O que significa a palavra pagã no contexto histórico e atual

No sentido histórico, pagão era qualquer pessoa que não era judia, cristã ou muçulmana. O Islã surgiu séculos depois, então na Antiguidade Tardia o termo abrangia todos os politeístas, animistas e praticantes de religiões nativas. Isso inclui os cultos a Júpiter, às vestais, aos deuses egípcios no Egito romano, aos druidas na Gália. Não havia um sistema unificado. Era uma colcha de retalhos de práticas locais que o imperialismo romano acabou padronizando sob o rótulo de "pagês". Na contemporaneidade, o termo ganhou novas camadas. Há os pagãos acadêmicos, que estudam as religiões pré-cristãs com rigor histórico. Há os neopagãos, que reconstruem práticas a partir de fragmentos. E há o uso pejorativo, que continua vivo em certos contextos religiosos, especialmente em prédicas evangélicas e católicas tradicionais, onde "pagão" segue sendo sinônimo de "não crente" ou "impuro".

👉 Clique no botão abaixo para saber mais sobre o assunto!

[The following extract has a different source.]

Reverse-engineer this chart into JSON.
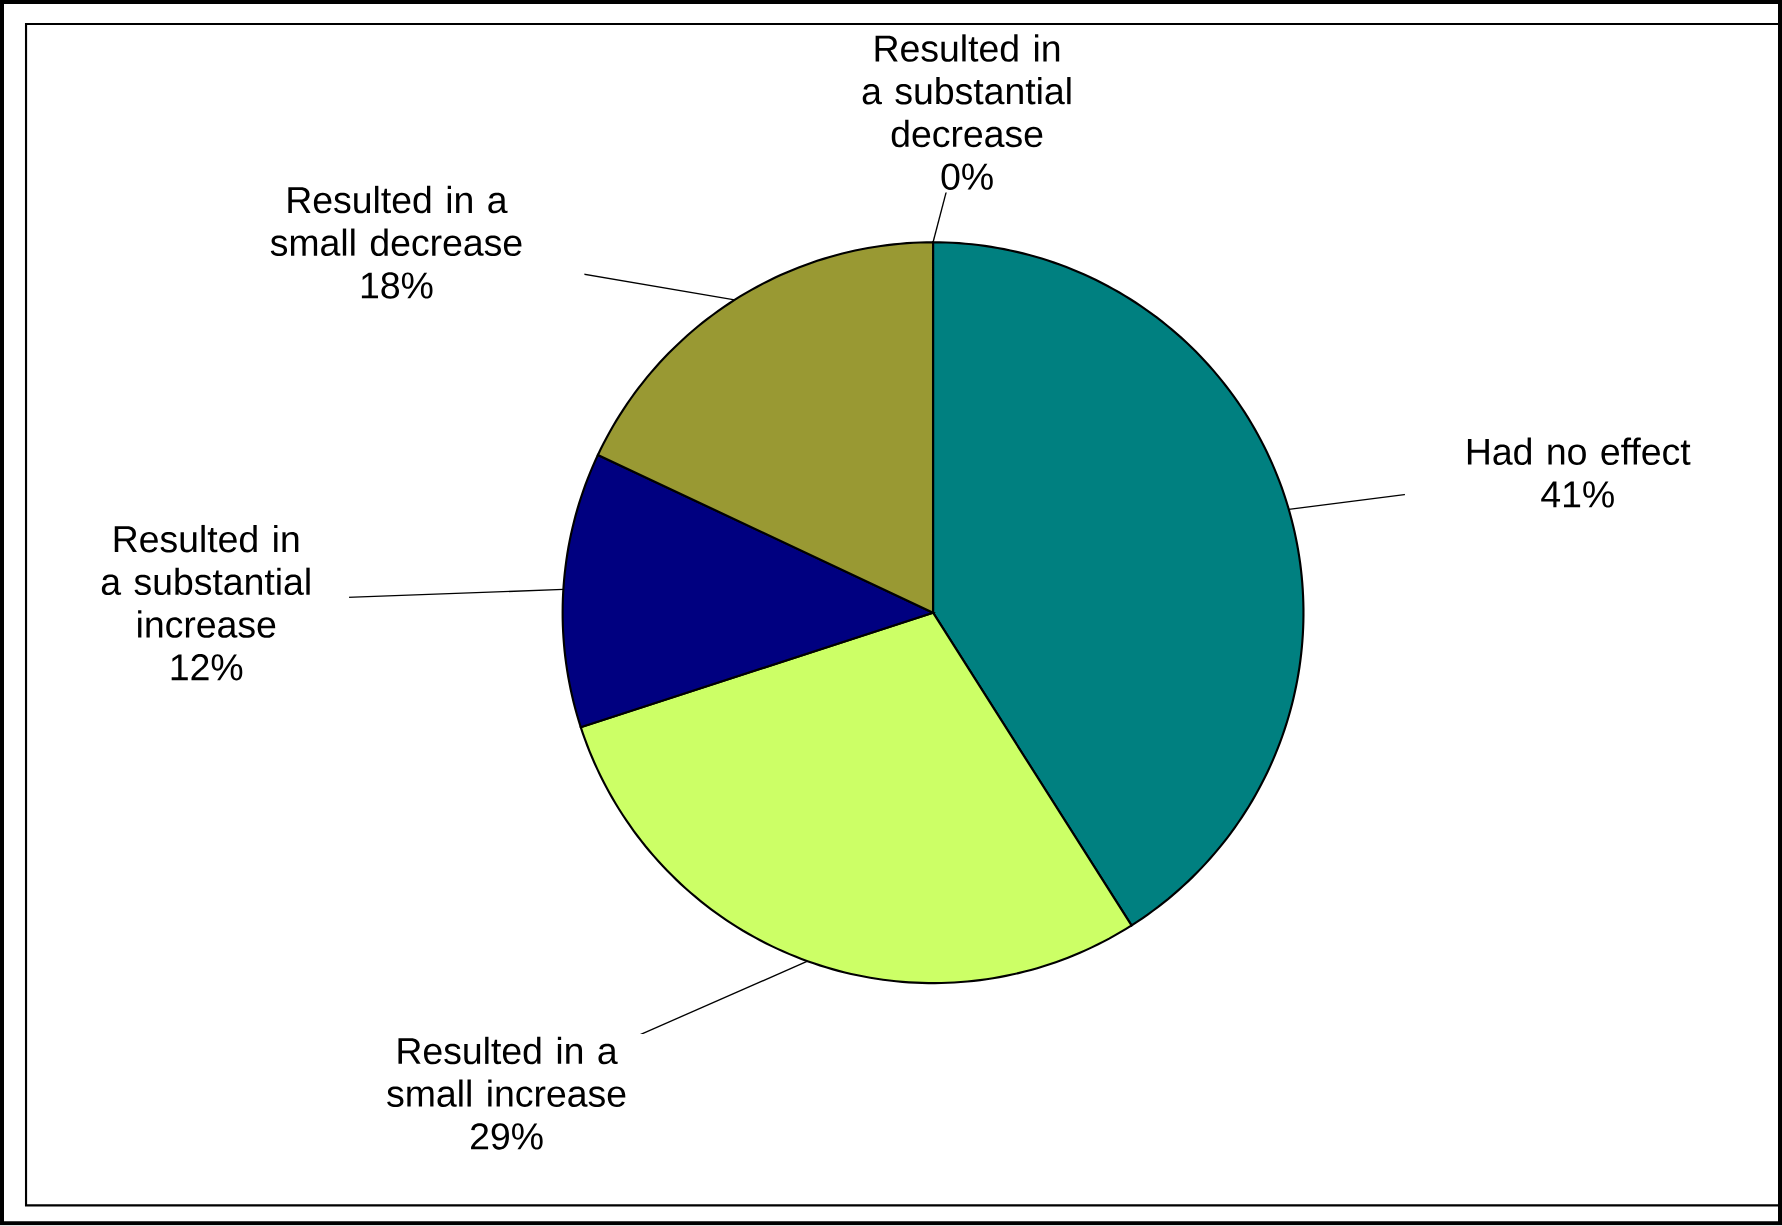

A nuance que a maioria não percebe: ser pagão historicamente não era uma religião organizada. Não tinha catecismo, não tinha autoridade central, não tinha texto sagrado único. Era um conjunto de práticas locais que os colonizadores e missionários decidiram chamar de "idolatria" ou "pagânismo" de forma genérica. Classificar isso como uma religião é um erro comum. Um problema que eu enfrente i frequentemente ao lidar com pesquisas sobre o tema é a contaminação dos fontes. Quando você pega um autor do século V, como São Agustinho, e lê que os pagãos "adoravam demônios", isso é teologia, não etnografia. O vici o é que quem escreve sobre o tema hoje repete essas descrições sem filtrar o ódio religioso por trás delas. A solução prática é sempre confrontar com arqueologia e fontes clássicas não-cristãs. Um artigo do Journal of Roman Studies ou um livro como The Pagan Religions of the Ancient Atlantic World, de Stuart Piggott, são muito mais confiáveis do que qualquer enciclopédia online que cite os Padres da Igreja como fonte neutra.

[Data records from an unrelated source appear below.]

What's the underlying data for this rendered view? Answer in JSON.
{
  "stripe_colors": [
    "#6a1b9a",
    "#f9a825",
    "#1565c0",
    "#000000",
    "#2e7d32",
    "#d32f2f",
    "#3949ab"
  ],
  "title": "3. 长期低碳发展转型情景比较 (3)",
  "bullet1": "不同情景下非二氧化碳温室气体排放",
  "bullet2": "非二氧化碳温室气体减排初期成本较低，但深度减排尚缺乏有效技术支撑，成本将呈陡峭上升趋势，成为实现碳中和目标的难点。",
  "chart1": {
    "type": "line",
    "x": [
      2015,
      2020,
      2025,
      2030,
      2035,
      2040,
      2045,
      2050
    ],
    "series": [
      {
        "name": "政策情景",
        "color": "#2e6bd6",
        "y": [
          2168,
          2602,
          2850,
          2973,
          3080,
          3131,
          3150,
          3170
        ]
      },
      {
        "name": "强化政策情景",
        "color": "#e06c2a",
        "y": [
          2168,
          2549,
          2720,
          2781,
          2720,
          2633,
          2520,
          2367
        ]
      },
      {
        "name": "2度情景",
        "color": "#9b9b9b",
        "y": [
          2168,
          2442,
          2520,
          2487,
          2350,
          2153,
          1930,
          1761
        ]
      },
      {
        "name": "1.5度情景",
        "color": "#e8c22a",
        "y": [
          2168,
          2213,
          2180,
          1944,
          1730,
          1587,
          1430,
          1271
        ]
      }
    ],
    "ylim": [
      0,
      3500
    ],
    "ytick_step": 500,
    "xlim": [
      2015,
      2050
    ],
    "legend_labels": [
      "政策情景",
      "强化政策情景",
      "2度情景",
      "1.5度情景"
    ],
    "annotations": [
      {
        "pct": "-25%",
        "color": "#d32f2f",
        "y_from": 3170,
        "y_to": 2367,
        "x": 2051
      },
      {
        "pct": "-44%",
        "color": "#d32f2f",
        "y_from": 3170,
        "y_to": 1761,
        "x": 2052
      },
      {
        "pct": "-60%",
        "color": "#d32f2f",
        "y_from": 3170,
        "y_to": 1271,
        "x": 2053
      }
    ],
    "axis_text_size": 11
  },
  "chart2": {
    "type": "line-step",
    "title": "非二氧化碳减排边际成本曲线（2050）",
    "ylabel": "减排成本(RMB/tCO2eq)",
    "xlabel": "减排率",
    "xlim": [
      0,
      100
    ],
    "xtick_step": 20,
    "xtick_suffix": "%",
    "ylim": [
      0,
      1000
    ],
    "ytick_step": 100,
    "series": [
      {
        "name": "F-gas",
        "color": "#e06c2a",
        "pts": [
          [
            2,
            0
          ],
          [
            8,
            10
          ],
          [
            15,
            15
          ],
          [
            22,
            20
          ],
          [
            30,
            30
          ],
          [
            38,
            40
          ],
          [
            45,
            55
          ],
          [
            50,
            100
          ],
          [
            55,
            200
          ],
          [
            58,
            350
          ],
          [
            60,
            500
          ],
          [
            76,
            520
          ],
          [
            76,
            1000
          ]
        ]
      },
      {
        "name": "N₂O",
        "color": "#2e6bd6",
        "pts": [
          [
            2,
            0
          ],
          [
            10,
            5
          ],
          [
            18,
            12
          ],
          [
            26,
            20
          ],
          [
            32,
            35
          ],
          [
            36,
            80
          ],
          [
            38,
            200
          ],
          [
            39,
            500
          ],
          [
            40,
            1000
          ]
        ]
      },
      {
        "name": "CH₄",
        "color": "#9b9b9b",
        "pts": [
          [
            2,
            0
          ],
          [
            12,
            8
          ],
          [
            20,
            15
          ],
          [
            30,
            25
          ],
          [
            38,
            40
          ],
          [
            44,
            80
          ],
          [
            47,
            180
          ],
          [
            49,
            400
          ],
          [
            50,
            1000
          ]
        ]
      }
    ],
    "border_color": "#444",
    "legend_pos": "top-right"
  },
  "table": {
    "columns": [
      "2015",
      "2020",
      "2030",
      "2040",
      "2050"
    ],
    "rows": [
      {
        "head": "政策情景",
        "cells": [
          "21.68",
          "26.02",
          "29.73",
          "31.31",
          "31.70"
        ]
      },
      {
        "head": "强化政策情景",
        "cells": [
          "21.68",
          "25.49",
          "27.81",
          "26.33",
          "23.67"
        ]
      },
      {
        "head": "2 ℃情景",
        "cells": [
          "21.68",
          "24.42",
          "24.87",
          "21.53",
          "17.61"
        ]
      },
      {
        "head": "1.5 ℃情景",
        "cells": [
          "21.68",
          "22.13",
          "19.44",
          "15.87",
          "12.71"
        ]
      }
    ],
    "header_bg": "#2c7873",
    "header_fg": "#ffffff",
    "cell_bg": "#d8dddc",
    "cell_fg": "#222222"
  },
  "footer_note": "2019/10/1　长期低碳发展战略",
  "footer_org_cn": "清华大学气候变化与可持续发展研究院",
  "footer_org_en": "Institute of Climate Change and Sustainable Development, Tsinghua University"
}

Outro detalhe técnico que os iniciados ignoram: existe uma diferença enorme entre paganismo e politeísmo. Paganismo é um rótulo externo, dado por cristãos. Politeísmo é uma categoria teológica. Você pode ser politeísta sem ser pagão no sentido histórico (como muitos hindus hoje se autodenominam politeístas, mas não pagãos). E pode ser pagão sem ser estritamente politeísta, considerando que algumas tradições proto-pagãs tinham traços animistas e xamânicos que não se encaixam na definição de "muitos deuses". O uso moderno do termo também traz complicações práticas. Na Alemanha, por exemplo, "Heathenism" tem implicações políticas que nada têm a ver com a religiosidade histórica. Grupos neonazis adotaram símbolos pagãos germânicos nos anos 1930, e isso criou um estigma que persiste. Se você é estudioso do assunto lá, aprende rapidamente a separar a hermenêutica acadêmica do discurso de ódio que se disfarça de espiritualidade. O mesmo ocorre nos EUA, onde o Movimento Wicca é majoritariamente branco e de classe média, o que distorce completamente a percepção do que eram as religiões pagãs originais, que eram predominantemente camponesas, orais e descentralizadas.

Se você quer estudar isso com honestidade, a primeira regra é desconfiar de qualquer fonte que use "pagão" como identidade positiva sem explicar o contexto histórico. A segunda é evitar traduções automáticas do inglês, porque o termo pagan no vocabulário anglo-saxão carrega séculos de uso diferente do pagano no português europeu, que por sua vez diverge do uso latino-americano, onde a carga teológica é mais forte. Cada idioma tem seu próprio estrato de preconceito embutido na palavra. No fim, o que a palavra pagã significa depende de quem você pergunta. Para um historiador, é um termo problemático que ainda precisamos usar com cautela. Para um religioso tradicional, ainda é um insulto. Para um neopagão contemporâneo, é uma identidade espiritual legítima. A verdade chata é que todos estão certa e errados ao mesmo tempo, porque a palavra nunca parou de mudar de significado. O melhor a fazer é sempre especificar qual versão você está usando.